Area kids carry drug-resistant germ

A drug-resistant germ was found in children tested in the St. Louis metropolitan area by researchers at Washington University School of Medicine in St. Louis.

Demographic analyses showed that children carrying the superbug were associated with a low socioeconomic status, defined as enrollment in Medicaid and living in crowded households.

A research team led by Stephanie A. Fritz, M.D., investigator in infectious diseases in the School of Medicine’s Department of Pediatrics, took nasal swabs from 1,300 children. Patients were recruited from 11 pediatric practices in the Washington University Pediatric and Adolescent Ambulatory Research Consortium spread throughout the St. Louis area. Patients ranged in age from birth to 18 and came from a variety of socioeconomic backgrounds.

Of the patients tested, 32 carried methicillin-resistant Staphyhloccoccus aureus (MRSA), a type of staph that is resistant to some antibiotics, and 331 carried, or were colonized with, methicillin-sensitive Staphyhloccoccus aureus (MSSA), a type that many antibiotics can treat. Based on those results, the researchers estimate nearly 2.5 percent of children in St. Louis County and the city of St. Louis are colonized with MRSA and nearly 25 percent are colonized with MSSA. Nationally, about 1 percent of the population is colonized with MRSA, according to the Center for Disease Control and Prevention.

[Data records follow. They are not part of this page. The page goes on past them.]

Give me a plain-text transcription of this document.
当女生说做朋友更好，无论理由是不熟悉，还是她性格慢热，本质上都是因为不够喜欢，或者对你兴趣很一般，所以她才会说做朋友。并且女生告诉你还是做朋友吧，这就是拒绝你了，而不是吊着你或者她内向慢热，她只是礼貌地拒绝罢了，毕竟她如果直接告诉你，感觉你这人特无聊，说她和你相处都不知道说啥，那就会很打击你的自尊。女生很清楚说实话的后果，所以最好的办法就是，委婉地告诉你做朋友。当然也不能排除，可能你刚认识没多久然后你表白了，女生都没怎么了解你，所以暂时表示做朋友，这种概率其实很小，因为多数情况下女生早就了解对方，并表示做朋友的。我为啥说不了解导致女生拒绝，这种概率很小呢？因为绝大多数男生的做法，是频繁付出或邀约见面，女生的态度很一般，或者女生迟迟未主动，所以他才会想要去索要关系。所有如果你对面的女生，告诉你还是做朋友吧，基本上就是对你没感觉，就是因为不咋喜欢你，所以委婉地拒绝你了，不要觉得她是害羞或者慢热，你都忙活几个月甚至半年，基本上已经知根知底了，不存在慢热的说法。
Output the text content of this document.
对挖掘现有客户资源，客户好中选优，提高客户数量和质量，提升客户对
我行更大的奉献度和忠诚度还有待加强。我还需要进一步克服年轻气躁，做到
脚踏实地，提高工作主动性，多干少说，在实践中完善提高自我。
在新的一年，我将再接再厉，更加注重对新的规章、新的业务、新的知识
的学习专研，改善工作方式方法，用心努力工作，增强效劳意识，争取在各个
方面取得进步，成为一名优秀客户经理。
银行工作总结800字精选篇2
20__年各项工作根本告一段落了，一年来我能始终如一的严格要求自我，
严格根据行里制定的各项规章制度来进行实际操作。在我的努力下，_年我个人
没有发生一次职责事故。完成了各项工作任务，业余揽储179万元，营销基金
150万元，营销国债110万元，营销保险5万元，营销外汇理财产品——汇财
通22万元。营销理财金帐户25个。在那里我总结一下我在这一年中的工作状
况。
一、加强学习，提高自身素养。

The results of the research were published in the June issue of the journal Pediatrics.

Of the 32 children with the MRSA isolates, nine had health-care associated MRSA types (HA-MRSA) and 21 had community-acquired MRSA types (CA-MRSA). Symptoms of an MRSA infection range from abscesses and boils, which is the most common form of this infection and may spread and become very painful, to rarely, severe sepsis, necrotizing pneumonia and death.

Health-care associated MRSA types occur most often in people with contact with health-care institutions. Community-acquired MRSA infections typically occur in otherwise healthy patients.

Risk factors for community-acquired MRSA include employment of a household member in health care, use of antibiotics within the past year, seeking care in an emergency department or urgent care center in the past six months, hospitalization or history of a prior systemic infection.

“We found that the rate of MRSA nasal colonization in black children was 4.7 percent and 1.2 percent in Caucasian children,” Fritz says. “Possible explanations for this racial disparity include environmental factors leading to greater exposure or a genetic predisposition to colonization.”

Children colonized with health-care associated MRSA were more likely to be white, to have private health insurance and to live in a household with a pet compared with children colonized with community-associated MRSA.

Prior to the late 1990s, MRSA typically only occurred in patients on dialysis, following surgery or residents of nursing homes. However, in the late ’90s MRSA began surfacing in otherwise healthy adults and children.

“We were surprised that we didn’t have a higher rate of MRSA colonization in this community based on the number children we see with MRSA abscesses,” Fritz says. “It is possible that the true prevalence in our community is even higher than demonstrated by our survey because participants were sampled only once and from only one body site.”

To prevent the spread of MRSA, Fritz said families should practice good hand hygiene and not share personal care items, such as towels or razors, since the germ is typically spread from skin-to-skin contact.


Fritz SA, Garbutt J, Elward A, Shannon W, Storch GA. Prevalence of and Risk Factors for Community-Acquired Methicillin-Resistant and Methicillin-Sensitive Staphylococcus aureus Colonization in Children Seen in a Practice-Based Research Network. Pediatrics, June 2008, pp. 1090-1098.

Funding from the National Institutes of Health under Ruth L. Kirschstein National Research Service Award 5 T32 HD007507 supported this research.

Washington University School of Medicine’s 2,100 employed and volunteer faculty physicians also are the medical staff of Barnes-Jewish and St. Louis Children’s hospitals. The School of Medicine is one of the leading medical research, teaching and patient care institutions in the nation, currently ranked third in the nation by U.S. News & World Report. Through its affiliations with Barnes-Jewish and St. Louis Children’s hospitals, the School of Medicine is linked to BJC HealthCare.